Gafa : la taxe de la discorde entre la France et les USA
Washington a rejeté mardi toute taxation visant les géants de l'internet ou un secteur en particulier, s'attirant une vive réaction de la France, qui vient de présenter un projet de loi en ce sens, mais aussi de la Commission européenne. "Nous pensons que toute la base théorique des taxes sur les services numériques est mal conçue et que le résultat est extrêmement discriminatoire à l'égard des multinationales basées aux Etats-Unis", a déclaré mardi à Paris le responsable du Trésor et délégué américain pour les discussions fiscales internationales. Les Etats-Unis "étudient si cet impact discriminatoire nous donnerait le droit (de contester) en vertu des accords commerciaux et traités OMC" (Organisation mondiale du commerce), a également menacé l'émissaire américain avant des discussions au siège de l'OCDE (Organisation de coopération et de développement économiques). La France "est un Etat libre et souverain qui décide de sa taxation et qui la décide librement et souverainement", a aussitôt réagi le ministre français de l'Economie Bruno Le Maire. Il a ajouté ne pas craindre de mesures de rétorsion de la part de Washington. Le ministre français a reçu le soutien du commissaire européen aux Affaires économiques Pierre Moscovici, qui a jugé que "la France et d'autres pays sont parfaitement fondés à décider d'une taxation nationale sur l'activité numérique". M. Moscovici a déploré mardi "l'attitude agressive" des Etats-Unis dans ce dossier.
M. Le Maire a présenté la semaine dernière un projet de loi pour taxer les multinationales du numérique, dont le taux moyen d'imposition en Europe n'est que de 9%, contre 23% pour les sociétés tous secteurs confondus. Comme les bénéfices sont facilement transférables vers les pays où ils sont moins taxés, comme l'Irlande, l'idée retenue est d'imposer les entreprises à hauteur de 3% du chiffre d'affaires réalisé en France. Seules les sociétés réalisant plus de 25 millions d'euros de chiffre d'affaires en France et plus de 750 millions d'euros au niveau mondial sont concernées, ce qui exclut les entreprises françaises à quelques exceptions près.
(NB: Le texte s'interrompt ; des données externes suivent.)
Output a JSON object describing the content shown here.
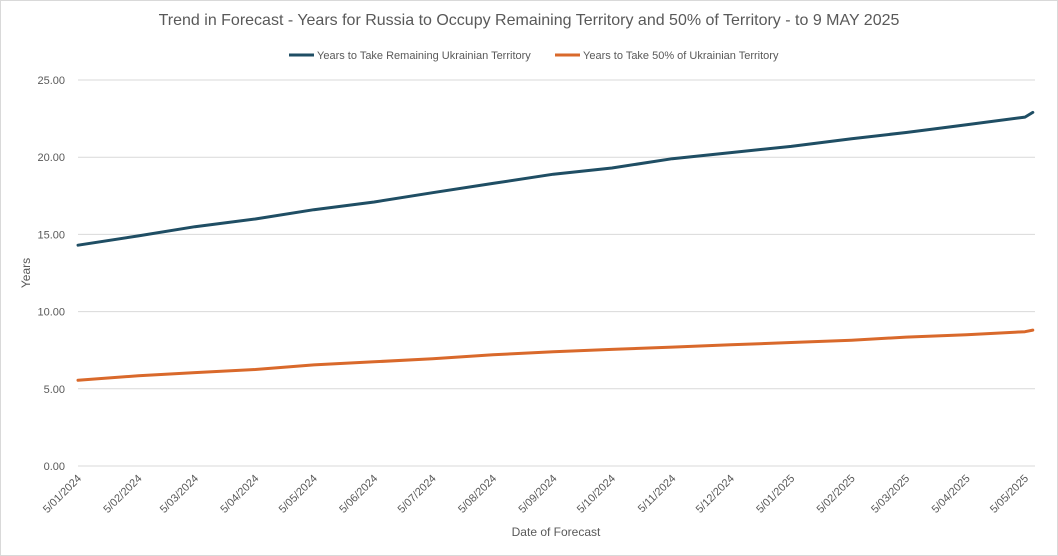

Cette taxe au niveau national doit être appliquée sur l'activité de Google, Amazon et autres Facebook en France à partir du 1er janvier 2019, les efforts pour parvenir à une taxe européenne ayant été formellement suspendus mardi par les ministres des Finances des 28 réunis à Bruxelles, en raison de l'opposition de quatre d'entre eux (Irlande, Danemark, Suède et Finlande).
UK, Espagne et Italie dans les starting-blocks...
De leur côté, le Royaume-Uni, l'Espagne et l'Italie ont également des projets visant à taxer les services numériques, par essence dématérialisés et qui échappent donc plus facilement à l'impôt que les activités traditionnelles. M. Moscovici a indiqué que le projet européen pourrait être remis sur la table l'an prochain si aucun accord n'est trouvé à l'OCDE d'ici la fin 2019. Pour agir dans ce cadre, M. Le Maire avait obtenu fin février le soutien du secrétaire américain au Trésor Steven Mnuchin, qui avait dit espérer "pouvoir régler ce problème ensemble cette année". M. Mnuchin s'était déclaré opposé au projet français de taxe sur chiffre d'affaires, tout en se félicitant de "l'intention française de l'abroger si un accord mondial était trouvé au sein de l'OCDE". Les Etats-Unis soutiennent en revanche le principe d'une taxe minimale sur toutes les entreprises, une idée que le ministre français de l'Economie a aussi promis de défendre dans le cadre du G7 Finances.
"Nous comprenons qu'il existe des pressions politiques dans le monde entier pour taxer plus lourdement diverses entreprises internationales et nous sommes convenus que cela était approprié", a déclaré mardi M. Harter. "Mais nous pensons que cela devrait être fait sur une base plus large que la sélection d'un secteur particulier", a-t-il ajouté. Les géants de l'internet sont pour l'essentiel américains et chinois, et l'Europe ne compte que peu d'acteurs de premier plan dans ce secteur. Au-delà des "Gafa", le problème des transferts de bénéfices vers les pays à faible imposition concerne tous les secteurs économiques. Les Etats-Unis ont adopté une réforme fiscale pour inciter les grands groupes à rapatrier à moindre coût fiscal leurs bénéfices réalisés à l'étranger, tout en diminuant l'impôt sur les sociétés.